PROVIDENCE, R.I. (WPRI) — Rhode Island’s entire congressional delegation is calling on their Capitol Hill colleagues to restore funding to the Children’s Health Insurance Program (CHIP).

The program provides low-cost medical coverage to millions of kids nationwide.

Rhode Island’s funding for the program is set to run out next March if Congress does not renew it.

“The federally funded Children’s Health Insurance Program is responsible for covering tens of thousands of children and pregnant women in Rhode Island. It has helped our state become a national leader in ensuring that all of our children have access to high-quality affordable health care, and,” said Congressman David Cicilline, who led 88 of his colleagues in calling on Speaker Paul Ryan to bring a bill reauthorizing CHIP to the House floor.

“Across the country, almost 9 million children stand to lose coverage,” he continued. “Americans overwhelmingly want Congress to support health care for children and pregnant women through CHIP, and I urge Speaker Ryan to allow the House to take a vote on reauthorization immediately.”

The CHIP program currently covers 27,000 Rhode Island children and pregnant women for a total of $74.9 million. Officials said 80 percent of that comes from federal funding.
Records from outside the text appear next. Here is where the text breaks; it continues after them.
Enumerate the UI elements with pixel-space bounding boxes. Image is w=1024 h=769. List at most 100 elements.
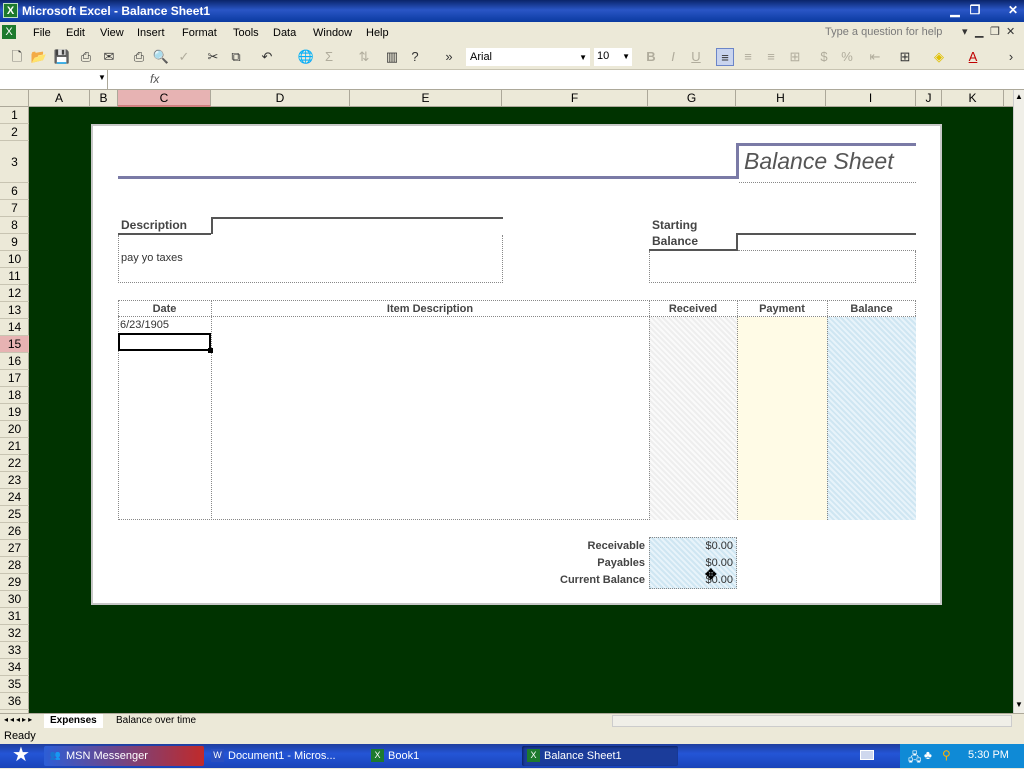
row-header[interactable]: 21 bbox=[0, 438, 29, 455]
received-header[interactable]: Received bbox=[649, 303, 737, 315]
italic-icon[interactable]: I bbox=[664, 48, 682, 66]
payables-value[interactable]: $0.00 bbox=[649, 557, 733, 569]
row-header[interactable]: 2 bbox=[0, 124, 29, 141]
excel-doc-icon[interactable]: X bbox=[2, 25, 16, 39]
row-header[interactable]: 16 bbox=[0, 353, 29, 370]
horizontal-scrollbar[interactable] bbox=[612, 715, 1012, 727]
excel-icon[interactable]: X bbox=[3, 3, 18, 18]
undo-icon[interactable]: ↶ bbox=[258, 48, 276, 66]
underline-icon[interactable]: U bbox=[687, 48, 705, 66]
row-header[interactable]: 13 bbox=[0, 302, 29, 319]
tab-balance-over-time[interactable]: Balance over time bbox=[110, 714, 202, 728]
font-color-icon[interactable]: A bbox=[964, 48, 982, 66]
menu-help[interactable]: Help bbox=[366, 27, 389, 39]
menu-file[interactable]: File bbox=[33, 27, 51, 39]
cut-icon[interactable]: ✂ bbox=[204, 48, 222, 66]
column-header-c[interactable]: C bbox=[118, 90, 211, 107]
row-header[interactable]: 20 bbox=[0, 421, 29, 438]
close-icon[interactable]: ✕ bbox=[1004, 2, 1022, 19]
chart-wizard-icon[interactable]: ▥ bbox=[383, 48, 401, 66]
row-header[interactable]: 26 bbox=[0, 523, 29, 540]
menu-tools[interactable]: Tools bbox=[233, 27, 259, 39]
row-header[interactable]: 27 bbox=[0, 540, 29, 557]
print-icon[interactable]: ⎙ bbox=[130, 48, 148, 66]
row-header[interactable]: 14 bbox=[0, 319, 29, 336]
row-header[interactable]: 12 bbox=[0, 285, 29, 302]
taskbar-item-word[interactable]: W Document1 - Micros... bbox=[206, 746, 362, 766]
column-header-h[interactable]: H bbox=[736, 90, 826, 107]
font-select[interactable]: Arial ▼ bbox=[466, 48, 590, 66]
fill-color-icon[interactable]: ◈ bbox=[930, 48, 948, 66]
row-header[interactable]: 25 bbox=[0, 506, 29, 523]
row-header[interactable]: 24 bbox=[0, 489, 29, 506]
date-cell[interactable]: 6/23/1905 bbox=[120, 319, 169, 331]
size-dropdown-icon[interactable]: ▼ bbox=[622, 48, 630, 65]
row-header[interactable]: 31 bbox=[0, 608, 29, 625]
font-size-select[interactable]: 10 ▼ bbox=[594, 48, 632, 66]
doc-restore-icon[interactable]: ❐ bbox=[990, 25, 1000, 38]
email-icon[interactable]: ✉ bbox=[100, 48, 118, 66]
menu-data[interactable]: Data bbox=[273, 27, 296, 39]
currency-icon[interactable]: $ bbox=[815, 48, 833, 66]
tab-scroll-icons[interactable]: ◂◂◂▸▸ bbox=[4, 715, 34, 724]
column-header-j[interactable]: J bbox=[916, 90, 942, 107]
new-icon[interactable]: 🗋 bbox=[8, 48, 26, 66]
row-header[interactable]: 30 bbox=[0, 591, 29, 608]
row-header[interactable]: 29 bbox=[0, 574, 29, 591]
receivable-value[interactable]: $0.00 bbox=[649, 540, 733, 552]
doc-close-icon[interactable]: ✕ bbox=[1006, 25, 1015, 38]
row-header[interactable]: 19 bbox=[0, 404, 29, 421]
row-header[interactable]: 17 bbox=[0, 370, 29, 387]
menu-insert[interactable]: Insert bbox=[137, 27, 165, 39]
row-header[interactable]: 8 bbox=[0, 217, 29, 234]
chevron-down-icon[interactable]: ▾ bbox=[962, 25, 968, 38]
column-header-a[interactable]: A bbox=[29, 90, 90, 107]
row-header[interactable]: 33 bbox=[0, 642, 29, 659]
messenger-icon[interactable]: ♣ bbox=[924, 748, 932, 762]
align-right-icon[interactable]: ≡ bbox=[762, 48, 780, 66]
column-header-g[interactable]: G bbox=[648, 90, 736, 107]
doc-minimize-icon[interactable]: ▁ bbox=[975, 25, 983, 38]
column-header-d[interactable]: D bbox=[211, 90, 350, 107]
search-icon[interactable]: ⚲ bbox=[942, 748, 951, 762]
menu-format[interactable]: Format bbox=[182, 27, 217, 39]
scroll-up-icon[interactable]: ▲ bbox=[1015, 92, 1023, 101]
copy-icon[interactable]: ⧉ bbox=[227, 48, 245, 66]
worksheet-area[interactable]: Balance Sheet Description pay yo taxes S… bbox=[29, 107, 1013, 713]
fill-handle[interactable] bbox=[208, 348, 213, 353]
row-header[interactable]: 35 bbox=[0, 676, 29, 693]
taskbar-item-msn[interactable]: 👥 MSN Messenger bbox=[44, 746, 204, 766]
row-header[interactable]: 32 bbox=[0, 625, 29, 642]
fx-icon[interactable]: fx bbox=[150, 72, 159, 86]
print-preview-icon[interactable]: 🔍 bbox=[152, 48, 170, 66]
percent-icon[interactable]: % bbox=[838, 48, 856, 66]
row-header[interactable]: 7 bbox=[0, 200, 29, 217]
vertical-scrollbar[interactable]: ▲ ▼ bbox=[1013, 90, 1024, 713]
start-button[interactable]: ★ bbox=[0, 744, 42, 768]
name-box-dropdown-icon[interactable]: ▼ bbox=[98, 73, 106, 82]
scroll-down-icon[interactable]: ▼ bbox=[1015, 700, 1023, 709]
row-header[interactable]: 11 bbox=[0, 268, 29, 285]
row-header[interactable]: 1 bbox=[0, 107, 29, 124]
row-header[interactable]: 28 bbox=[0, 557, 29, 574]
row-header[interactable]: 9 bbox=[0, 234, 29, 251]
bold-icon[interactable]: B bbox=[642, 48, 660, 66]
save-icon[interactable]: 💾 bbox=[53, 48, 71, 66]
starting-balance-field[interactable] bbox=[738, 235, 916, 251]
keyboard-icon[interactable] bbox=[860, 750, 874, 760]
hyperlink-icon[interactable]: 🌐 bbox=[297, 48, 315, 66]
menu-edit[interactable]: Edit bbox=[66, 27, 85, 39]
menu-window[interactable]: Window bbox=[313, 27, 352, 39]
permission-icon[interactable]: ⎙ bbox=[77, 48, 95, 66]
row-header[interactable]: 10 bbox=[0, 251, 29, 268]
active-cell[interactable] bbox=[118, 333, 211, 351]
borders-icon[interactable]: ⊞ bbox=[896, 48, 914, 66]
row-header[interactable]: 3 bbox=[0, 141, 29, 183]
column-header-f[interactable]: F bbox=[502, 90, 648, 107]
help-icon[interactable]: ? bbox=[406, 48, 424, 66]
merge-center-icon[interactable]: ⊞ bbox=[786, 48, 804, 66]
toolbar-more-icon[interactable]: › bbox=[1002, 48, 1020, 66]
balance-header[interactable]: Balance bbox=[827, 303, 916, 315]
date-header[interactable]: Date bbox=[118, 303, 211, 315]
open-icon[interactable]: 📂 bbox=[30, 48, 48, 66]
“CHIP has been successful here in Rhode Island and the program’s benefits are clear: it helps kids with limited means see a doctor and get preventive care, including vaccinations,” Sen. Jack Reed said. “In addition to positive health outcomes, studies show that programs like CHIP and RIte Care translate to educational and economic gains. Healthy kids have better school attendance and greater productivity when they grow up. When you add it all up, CHIP is a win for kids and a win for taxpayers and it should be reauthorized with overwhelming bipartisan support.”

The congressional delegation held a news conference Friday at Meeting Street, flanked by the students who go to school there.

“Meeting Street works with 5,000 children each year with more than two-thirds of our children from low income families that depend on programs like CHIP,” Meeting Street President John M. Kelly said. “You cannot have healthy, productive adults and a healthy, thriving community if you don’t first invest in the health of our children. Children’s health must be a priority for us all.”

There is a bipartisan bill in the Senate to extend the program until 2022 but it has not been brought to the floor.

“This really ought to be easy,” Sen. Sheldon Whitehouse said. “For 20 years that this bill has been law, it’s been bipartisan and we have never, ever failed to reauthorize it. Something about this congress, this leadership and this administration has prevented us from reauthorizing this bill.”

A spokesperson for the state said a significant number of people covered could instead be covered by Medicaid if the program is not renewed but CHIP matches more dollars, so losing it would have a serious impact on Rhode Island’s budget.

“My colleagues across the aisle must set aside their partisan agenda and swiftly reauthorize CHIP to ensure the health care needs of 9 million children, including 36,000 Rhode Islanders, continue to be met,” said Congressman Jim Langevin. “CHIP is a lifeline for our most vulnerable residents, and I cannot believe that Republicans would hold families across the country hostage in order to score political points. Our nation’s children are our most precious resource, and they deserve uninterrupted access to quality health care.”